The Editor’s Foreword
An English translation of the Author's Preface to the French Edition
I have passed twenty-eight years of my life amongst diverse races, in all the five great divisions of the World. By giving my professional services to the natives of each place I visited, and by studying their language, I was able to gain their confidence, and learn much about their customs, manner of living, habits, etc. Having made diseases of the genitourinary organ my speciality, I was often consulted in these cases, and therefore collected much valuable information.
I was not merely satisfied with observing the effect of the human passions, but it appeared to me indispensable to trace these passions back to their moral causes, and make a psychological study of those causes. […]
This is not an obscene work, but a psychological sketch of the history of the sexual passions of the human race;—a stone towards the building of a vast edifice which, as yet, is hardly commenced. And besides the medico-legal view of the question, I have made a thorough research into, and philosophical examination of, the original causes.

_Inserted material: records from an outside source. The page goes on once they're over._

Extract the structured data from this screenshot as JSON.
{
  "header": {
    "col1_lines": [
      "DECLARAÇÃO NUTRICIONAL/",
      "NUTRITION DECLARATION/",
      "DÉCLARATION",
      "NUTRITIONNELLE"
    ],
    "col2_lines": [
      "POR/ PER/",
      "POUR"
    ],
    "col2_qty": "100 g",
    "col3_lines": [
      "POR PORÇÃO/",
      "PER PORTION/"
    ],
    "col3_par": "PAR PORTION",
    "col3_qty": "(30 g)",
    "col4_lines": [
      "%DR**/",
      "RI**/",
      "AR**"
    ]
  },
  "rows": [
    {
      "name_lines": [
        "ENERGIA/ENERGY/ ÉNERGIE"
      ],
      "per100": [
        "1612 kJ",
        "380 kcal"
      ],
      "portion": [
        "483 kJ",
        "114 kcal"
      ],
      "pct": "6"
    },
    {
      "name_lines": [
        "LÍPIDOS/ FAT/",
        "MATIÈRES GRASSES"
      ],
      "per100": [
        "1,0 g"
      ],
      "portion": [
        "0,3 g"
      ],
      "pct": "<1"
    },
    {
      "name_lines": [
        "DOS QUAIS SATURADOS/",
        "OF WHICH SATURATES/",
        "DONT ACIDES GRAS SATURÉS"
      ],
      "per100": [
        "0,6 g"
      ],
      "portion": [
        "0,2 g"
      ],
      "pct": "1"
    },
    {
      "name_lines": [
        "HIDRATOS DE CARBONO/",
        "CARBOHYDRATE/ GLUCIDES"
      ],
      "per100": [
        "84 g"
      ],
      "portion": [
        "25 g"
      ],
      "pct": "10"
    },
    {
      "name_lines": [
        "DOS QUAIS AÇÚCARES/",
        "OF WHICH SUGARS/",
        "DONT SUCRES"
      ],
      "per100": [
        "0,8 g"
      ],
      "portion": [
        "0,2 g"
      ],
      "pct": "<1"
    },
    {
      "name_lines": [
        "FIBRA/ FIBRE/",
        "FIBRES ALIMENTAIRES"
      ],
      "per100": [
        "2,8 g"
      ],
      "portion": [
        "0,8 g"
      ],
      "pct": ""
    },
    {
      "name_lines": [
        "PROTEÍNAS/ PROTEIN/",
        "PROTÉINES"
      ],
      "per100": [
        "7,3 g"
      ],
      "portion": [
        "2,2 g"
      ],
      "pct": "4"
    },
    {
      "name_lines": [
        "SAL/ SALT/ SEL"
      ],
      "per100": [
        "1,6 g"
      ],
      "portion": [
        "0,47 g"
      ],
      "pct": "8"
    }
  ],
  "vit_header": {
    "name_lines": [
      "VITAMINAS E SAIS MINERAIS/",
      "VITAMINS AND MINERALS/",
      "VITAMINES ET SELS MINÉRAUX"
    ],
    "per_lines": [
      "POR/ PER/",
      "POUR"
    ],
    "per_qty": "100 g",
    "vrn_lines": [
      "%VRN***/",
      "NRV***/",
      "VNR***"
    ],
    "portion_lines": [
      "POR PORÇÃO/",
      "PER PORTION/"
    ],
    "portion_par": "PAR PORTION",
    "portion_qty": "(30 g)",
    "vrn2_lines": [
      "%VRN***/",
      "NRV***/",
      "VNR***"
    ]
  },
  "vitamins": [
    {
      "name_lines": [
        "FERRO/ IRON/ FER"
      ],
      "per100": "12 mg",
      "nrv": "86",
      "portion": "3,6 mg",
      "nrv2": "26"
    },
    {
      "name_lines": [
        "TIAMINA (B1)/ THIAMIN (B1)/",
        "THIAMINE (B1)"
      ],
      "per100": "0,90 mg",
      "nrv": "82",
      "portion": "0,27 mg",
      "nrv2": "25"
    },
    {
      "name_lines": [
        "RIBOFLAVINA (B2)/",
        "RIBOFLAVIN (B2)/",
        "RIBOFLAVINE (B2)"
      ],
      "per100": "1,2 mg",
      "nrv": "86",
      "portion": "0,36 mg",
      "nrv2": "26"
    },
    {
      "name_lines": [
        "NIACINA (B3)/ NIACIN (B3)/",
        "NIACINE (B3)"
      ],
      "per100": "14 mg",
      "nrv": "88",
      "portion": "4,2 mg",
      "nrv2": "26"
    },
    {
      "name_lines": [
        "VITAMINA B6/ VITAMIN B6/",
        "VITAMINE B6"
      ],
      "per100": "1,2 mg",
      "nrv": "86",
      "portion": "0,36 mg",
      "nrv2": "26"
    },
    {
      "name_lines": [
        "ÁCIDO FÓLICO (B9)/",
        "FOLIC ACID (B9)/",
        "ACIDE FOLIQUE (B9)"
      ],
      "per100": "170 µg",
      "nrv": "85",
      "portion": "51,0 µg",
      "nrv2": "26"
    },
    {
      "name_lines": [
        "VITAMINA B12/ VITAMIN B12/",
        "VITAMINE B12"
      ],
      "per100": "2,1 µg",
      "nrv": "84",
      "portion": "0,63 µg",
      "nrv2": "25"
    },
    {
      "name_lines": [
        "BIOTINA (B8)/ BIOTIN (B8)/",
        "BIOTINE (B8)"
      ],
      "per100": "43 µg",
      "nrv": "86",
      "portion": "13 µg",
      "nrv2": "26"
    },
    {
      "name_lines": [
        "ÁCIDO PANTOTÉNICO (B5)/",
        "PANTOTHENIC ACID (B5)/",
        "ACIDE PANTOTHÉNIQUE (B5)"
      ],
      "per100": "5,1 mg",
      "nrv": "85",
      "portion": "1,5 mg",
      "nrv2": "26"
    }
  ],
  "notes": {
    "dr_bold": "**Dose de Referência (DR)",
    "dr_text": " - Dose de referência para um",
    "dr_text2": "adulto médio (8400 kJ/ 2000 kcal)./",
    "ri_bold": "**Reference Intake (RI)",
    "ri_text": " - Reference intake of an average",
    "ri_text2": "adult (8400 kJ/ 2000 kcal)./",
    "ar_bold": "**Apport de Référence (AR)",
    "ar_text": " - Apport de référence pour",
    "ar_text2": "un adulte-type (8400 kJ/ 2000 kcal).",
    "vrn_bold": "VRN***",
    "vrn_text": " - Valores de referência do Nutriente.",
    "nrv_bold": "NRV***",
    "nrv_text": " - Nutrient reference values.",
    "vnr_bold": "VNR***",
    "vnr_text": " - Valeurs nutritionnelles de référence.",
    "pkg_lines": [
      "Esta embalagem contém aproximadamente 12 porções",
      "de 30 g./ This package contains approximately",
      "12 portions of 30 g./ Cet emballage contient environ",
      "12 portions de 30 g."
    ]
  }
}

I have seen nearly all that I here relate, and have never hesitated to tell what I believed to be the truth. That which I have not seen I have derived from eye-witnesses who were worthy of credit. I have probed the depths of the human hearts of my patients, and too often found them cankered, and—conscious of my honest intentions—I have illuminated them with the torch of Philosophy. What I say may be believed. […]
The Author's weight.
The Author was a French army surgeon, and in that capacity was sent by his Government to the different Colonies about whose people he treats. The book is consequently not based on hearsay, nor on learned researches by beslippered Dryasdusts in long-forgotten archives. As a French officer he had everywhere access to the best society, while his medical duties brought him into contact with the lower orders. He was thus enabled to study every class in each community that he visited, and his observations have therefore a triple value, being the work of an acute physician, an experienced traveller, and a broad-minded man-of-the-world.
Depravity of Effete Civilizations.
Greater interest still is attached to the book, from the fact that the places under consideration lie in out-of-the-way corners of the earth, which the ordinary “globe-trotter” would never dream of visiting. His experiences cover thirty long years in Asia, Africa, America, and Oceania; and, with the frankness of a medical student, he carefully and without fear, examines the effete civilizations of Annam, Tonquin and Cambodia; laying open as with a scalpel, and exposing, the vices of people who have brought depravity almost up to the level of a fine art.
[1] He says he had served for twenty-eight years in his foreword to the first edition, published in 1893. Besides, it is clear from his account of Cochin-China that he began his service there and soon after it became a French colony, which happened in 1862.